In spite of the simple formulation of the task, there are many problems during its realization. To make things more difficult, let's assume we are dealing with unlabeled data, which means we must rely on unsupervised techniques.
The first problem:
as we know, we can find many categories according to which we can try to group the given set of texts. In order to do this task well, we need to know the business case better. In other words, we need to know the question we want to answer using clustering. This problem is not the purpose of this note, so we will skip it.The second problem:
suppose we have successfully performed text clustering. And the question arises: how do we know that all clusters contain the correct texts ? Answering this question is the purpose of my note .Let us assume that a given method has generated $N$ groups/clusters , each of which contains a set of similar texts . It is known that every cluster of similar texts is more or less homogeneous. There are clusters that are completely wrong in the sense of similarity of texts. So to answer our original question
How do we know that all clusters contain correct texts ?
is to find those clusters that contain erroneous texts.
How to find the worst clusters ?
In this note, I would like to propose the following method for determining the worst clusters:- checking intra-cluster similarity by computing the Shanon entropy of the set of texts belonging to a given cluster.
- using dynamically determined threshold entropy to select the worst clusters (based on the method presented in my blog https://dataanalyticsforall.blogspot.com/2021/05/semantic-search-too-many-or-too-few.html).
Since the clustering stage is not our goal, this part of the work was done using the fast clustering method based on Agglomerative Clustering ( https://www.sbert.net/examples/applications/clustering/README.html#fast-clustering, code: https://github.com/UKPLab/sentence-transformers/blob/master/examples/applications/clustering/fast_clustering.py).
Each set of texts is characterized by a different degree of mutual homogeneity.
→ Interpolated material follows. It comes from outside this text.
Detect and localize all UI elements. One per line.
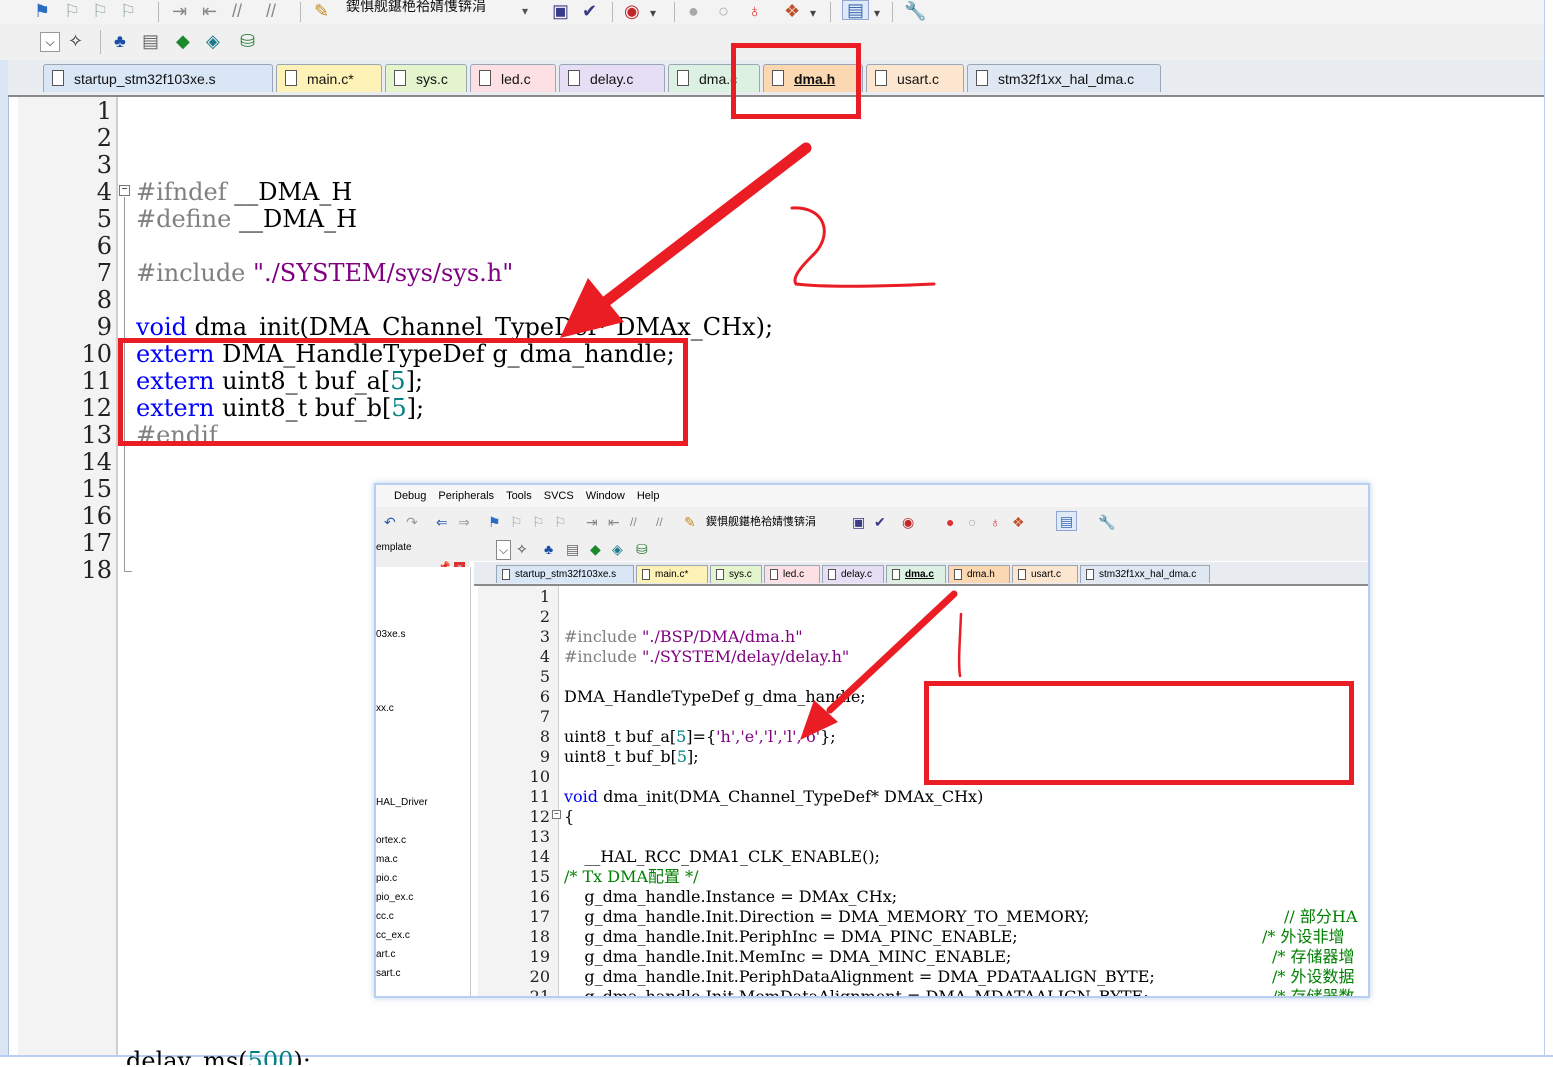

The general idea of the method is to calculate the Shanon entropy for each identified text cluster, and then using the elbow rule to determine the homogeneity threshold (maximum entropy value) below which the clusters satisfy the homogeneity condition (are accepted). All clusters with entropy above the threshold should be discarded, used to find a better clustering algorithm or reanalyzed.
In any clustering method, we will get multiple single element clusters. Since in our method we check for homogeneity between sentences in a cluster, therefore I calculate entropy only for multi-element clusters.
The only parameters that needs to be introduced in the proposed method are:
- the 'approximation_order' which defines a number of of consecutive characters (known as ngrams) from which we create the probability distribution used later to calculate the Shanon entropy.
- The sensitivity parameter S (to adjust the aggressiveness in kneed detection [ kneed]) used in the Python kneed library.
https://github.com/Lobodzinski/Semantic_text_clustering__testing_homogeneity_of_text_clusters_using_Shannon-entropy.
To illustrate the method I show two pictures with the final results for two values of the parameter used to determine the Shannon entropy (approximation_order: 2 and 3)
All the values of the Shannon entropy approximations are ordered from smallest to largest (y-axis). The kneed library, given a parameter S (in this case S = 1), determines the best inflection point and this entropy value defines our maximum entropy value for the accepted sentence clusters. For a given approximation_order parameter (=2), we obtain 14 clusters which are inappropriately homogeneous. Questionable clusters are:
Cluster 13, #10 Elements
Cluster 23, #8 Elements
Cluster 26, #8 Elements
Cluster 28, #8 Elements
Cluster 49, #6 Elements
Cluster 56, #6 Elements
Cluster 59, #5 Elements
Cluster 62, #5 Elements
Cluster 127, #4 Elements
Cluster 137, #3 Elements
Cluster 145, #3 Elements
Cluster 152, #3 Elements
Cluster 247, #3 Elements
Cluster 275, #3 Elements
For comparison, the next picture is calculated for approximation_order=3.
In this case, we get 15 incorrect clusters:
Rejected clusters:
Cluster 0, #396 Elements
Cluster 13, #10 Elements
Cluster 23, #8 Elements
Cluster 26, #8 Elements
Cluster 28, #8 Elements
Cluster 56, #6 Elements
Cluster 59, #5 Elements
Cluster 62, #5 Elements
Cluster 109, #4 Elements
Cluster 127, #4 Elements
Cluster 137, #3 Elements
Cluster 145, #3 Elements
Cluster 152, #3 Elements
Cluster 179, #3 Elements
Cluster 275, #3 Elements
Comparing the list of unacceptable clusters may give more information about the occurring heterogeneities in our text set.
I encourage you to test the method for yourself. In my case it turned out to be very useful.
The code:
https://github.com/Lobodzinski/Semantic_text_clustering__another_way_to_study_cluster_homogeneity. The outstanding advantage of the method is that it works fully autonomously without the need for human intervention.
Thanks for reading, please feel free to comment and ask questions if anything is unclear.